第10話 転機
春百合ちゃんの方は、俺との距離を縮めようとしていた。
幼稚園の頃から、
「わたし、浜海ちゃんのことが好き」
と毎日のように言ってきていた春百合ちゃん。
とはいっても、それまでは、恋愛としての「好き」ではなく、まだ幼馴染としての
「好き」という意味のようだった。
あいさつの一環だと思っていたので、特にうれしいという気持ちはなく、それに対して返事をすることはなかった。
春百合ちゃんの好意を理解はしていたが、それに応えることはないままだった。
しかし、小学校高学年になってくると、だんだん恋愛としての「好き」に変化してきているように思うようになってきた。
ただ「告白」というところまでは、まだ到達してはいなかった。
俺が春百合ちゃんとの距離を縮めたくはないことを春百合ちゃんも理解しているようだ。
もし俺が告白を断ったら、今までの幼馴染としての関係が壊れるかもしれない。
そのことを危惧しているようだった。
今までの俺の春百合ちゃんへの対応からすると、そう思うのは当然だと思う。
春百合ちゃんは俺に好意を持っているのだから、俺の方が距離を縮めていけば、相思相愛になることができるかもしれない。
そのことを理解できるのであれば、もう少し春百合ちゃんに対する対応を柔らかいものにできないのだろうか、と自分ででも思う。
しかし、春百合ちゃんに対する嫌な思いが勝ってしまい、依然として心の距離は離れたまま。
大七郎と寿屋子ちゃんも、俺と春百合ちゃんとの距離が遠いことを気にしていて、四人で遊んでいるときも、それとなく距離を縮めるように気を使ってくれていた。
その二人の好意を理解はしていたので、四人で遊んでいる時は、なるべく春百合ちゃんに対して、俺が持っている嫌な気持ちは出さないようにしていた。
しかし、二人が気を使ってくれていても、俺の方からは、積極的に距離を縮めることはしなかった。

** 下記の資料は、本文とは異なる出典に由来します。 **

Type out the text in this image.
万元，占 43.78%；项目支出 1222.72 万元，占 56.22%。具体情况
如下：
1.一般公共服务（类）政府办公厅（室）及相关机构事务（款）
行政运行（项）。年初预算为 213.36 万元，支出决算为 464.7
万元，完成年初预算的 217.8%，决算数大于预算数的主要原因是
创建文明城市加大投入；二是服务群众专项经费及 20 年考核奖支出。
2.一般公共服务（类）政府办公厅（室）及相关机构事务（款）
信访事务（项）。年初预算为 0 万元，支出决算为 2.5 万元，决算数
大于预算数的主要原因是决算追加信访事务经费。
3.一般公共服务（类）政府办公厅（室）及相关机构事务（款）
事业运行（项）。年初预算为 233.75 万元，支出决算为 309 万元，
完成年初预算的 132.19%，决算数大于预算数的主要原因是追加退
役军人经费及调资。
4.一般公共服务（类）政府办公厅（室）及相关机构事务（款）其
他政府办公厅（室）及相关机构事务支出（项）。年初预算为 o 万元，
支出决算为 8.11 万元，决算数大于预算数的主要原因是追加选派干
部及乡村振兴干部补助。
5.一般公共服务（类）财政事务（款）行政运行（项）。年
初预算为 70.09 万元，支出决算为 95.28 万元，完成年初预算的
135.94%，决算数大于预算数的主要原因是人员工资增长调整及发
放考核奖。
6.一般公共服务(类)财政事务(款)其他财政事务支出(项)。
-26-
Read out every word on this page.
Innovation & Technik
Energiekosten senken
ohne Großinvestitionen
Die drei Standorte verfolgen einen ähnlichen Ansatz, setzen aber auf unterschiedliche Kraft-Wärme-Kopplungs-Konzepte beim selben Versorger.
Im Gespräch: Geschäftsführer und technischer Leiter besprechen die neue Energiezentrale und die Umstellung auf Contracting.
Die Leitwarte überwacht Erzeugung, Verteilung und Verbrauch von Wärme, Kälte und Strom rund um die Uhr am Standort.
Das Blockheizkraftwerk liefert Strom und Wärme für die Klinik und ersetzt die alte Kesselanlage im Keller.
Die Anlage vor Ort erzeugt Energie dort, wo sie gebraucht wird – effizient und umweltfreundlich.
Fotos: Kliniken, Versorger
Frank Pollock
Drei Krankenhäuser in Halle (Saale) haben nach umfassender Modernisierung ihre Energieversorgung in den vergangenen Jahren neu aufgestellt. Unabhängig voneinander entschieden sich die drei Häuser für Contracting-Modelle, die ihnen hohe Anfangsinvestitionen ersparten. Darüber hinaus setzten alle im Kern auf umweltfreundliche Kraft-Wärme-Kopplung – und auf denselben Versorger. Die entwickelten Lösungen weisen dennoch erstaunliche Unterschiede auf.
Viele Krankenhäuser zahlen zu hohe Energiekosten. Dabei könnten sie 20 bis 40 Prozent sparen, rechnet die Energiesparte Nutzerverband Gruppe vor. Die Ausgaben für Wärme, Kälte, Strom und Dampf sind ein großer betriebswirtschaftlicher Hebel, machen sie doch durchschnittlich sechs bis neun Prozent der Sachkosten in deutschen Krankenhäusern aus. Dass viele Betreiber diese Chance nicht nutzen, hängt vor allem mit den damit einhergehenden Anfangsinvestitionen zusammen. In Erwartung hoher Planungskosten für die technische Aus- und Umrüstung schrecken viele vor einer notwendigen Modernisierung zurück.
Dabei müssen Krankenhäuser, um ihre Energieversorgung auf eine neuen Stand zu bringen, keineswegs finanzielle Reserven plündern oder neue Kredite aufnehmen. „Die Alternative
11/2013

いや、縮めたいという気持ちが全くなかったわけではない。
気持ちはあることはあったのだが、嫌に思う気持ちの方が依然として上回っていた。
とはいうものの、こうして四人で過ごしていけば、いずれ、春百合ちゃんに対しても好意を持てるようになるのではないかと思うこともあった。

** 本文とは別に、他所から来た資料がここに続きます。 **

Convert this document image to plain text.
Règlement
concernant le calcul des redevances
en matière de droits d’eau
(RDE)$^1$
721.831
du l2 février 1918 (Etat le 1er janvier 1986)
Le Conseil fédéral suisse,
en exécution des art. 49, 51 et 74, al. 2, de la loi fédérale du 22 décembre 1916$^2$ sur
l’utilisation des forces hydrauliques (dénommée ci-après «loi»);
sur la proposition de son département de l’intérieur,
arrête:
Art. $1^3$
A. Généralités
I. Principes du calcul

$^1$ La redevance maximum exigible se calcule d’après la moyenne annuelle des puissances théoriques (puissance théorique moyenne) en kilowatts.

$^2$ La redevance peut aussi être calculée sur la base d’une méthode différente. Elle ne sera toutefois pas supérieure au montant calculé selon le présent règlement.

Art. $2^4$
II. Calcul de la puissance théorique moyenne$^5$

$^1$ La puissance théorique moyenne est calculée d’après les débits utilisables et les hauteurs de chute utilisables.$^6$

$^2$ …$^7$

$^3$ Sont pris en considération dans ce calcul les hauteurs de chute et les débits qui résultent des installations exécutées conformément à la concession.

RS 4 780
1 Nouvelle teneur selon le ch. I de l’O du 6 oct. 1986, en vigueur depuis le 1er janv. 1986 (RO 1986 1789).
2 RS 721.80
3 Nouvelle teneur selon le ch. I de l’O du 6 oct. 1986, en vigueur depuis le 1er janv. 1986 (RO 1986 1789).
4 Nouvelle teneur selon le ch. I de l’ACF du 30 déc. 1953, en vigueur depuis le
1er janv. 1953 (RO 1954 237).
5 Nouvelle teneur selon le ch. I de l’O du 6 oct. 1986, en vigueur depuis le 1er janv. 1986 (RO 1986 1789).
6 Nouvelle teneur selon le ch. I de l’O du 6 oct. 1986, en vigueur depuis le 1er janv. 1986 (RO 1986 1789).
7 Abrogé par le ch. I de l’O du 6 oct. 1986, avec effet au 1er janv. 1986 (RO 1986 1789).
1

中学生になれば、春百合ちゃんに対する嫌な思いが少しずつ薄まっていくかもしれないという期待を持っていたからだ。
また、中学生になって、春百合ちゃんは、俺に月一回ではあるものの、お昼休みのお弁当を作ってくれるようになった。
春百合ちゃんの方は、毎日作りたかったようなのだが、俺の方から断った。
お弁当はおいしいとは思ったのだが、毎日作るようになると、春百合ちゃんの負担になっていくし、嫌に思う気持ちが逆に強くなるかもしれない。
それは避けたいという気持ちが強かった。
ある程度春百合ちゃんとの距離を縮めるということであれば、月一回でいいと思っていた。
しかし、中学生二年生の秋になり。転機が訪れる。
大七郎と寿屋子ちゃんのカップルが成立したのだ。
大七郎と寿屋子ちゃんは、いずれ相思相愛になるだろうと思っていた。
しかし、それは高校生になってからだと思っていた。
幼馴染が恋人どうしになるのは難しいところがあり、もしなれたとしても時間がかかるという話を聞いたことがあるからだ。
想像以上に二人の仲は進んでいたのだった。
ケンカは相変わらず多いが、二人の仲は少しずつ睦まじくなっていった。
俺は二人に対して遠慮するべきだと思った。
春百合ちゃんも同じ思いだったようだ。
それ以降、大七郎が四人で遊ぼうと言っても断るようになった。
大七郎とはその後も友達として話すことは多かったが、寿屋子ちゃんと話すことは、大七郎が一緒においる時以外は全くといっていいほどなくなった。
春百合ちゃんと俺はどうだったのかというと。
大七郎と寿屋子ちゃんが付き合いを始めてから、春百合ちゃんの対応は、変化をし始めた。
「わたし、浜海ちゃんのことが好き」
と言ってくるところは変わっていない。
しかし、その言葉に俺を恋する気持ちがより一層込められてきている気がしていた。
俺はなるべくそのことを思わないようにしてきた。
春百合ちゃんの方も、告白をしてくることはなかった。
幼馴染ではあるが、心の距離は縮まらないまま、中学生の時代は過ぎていった。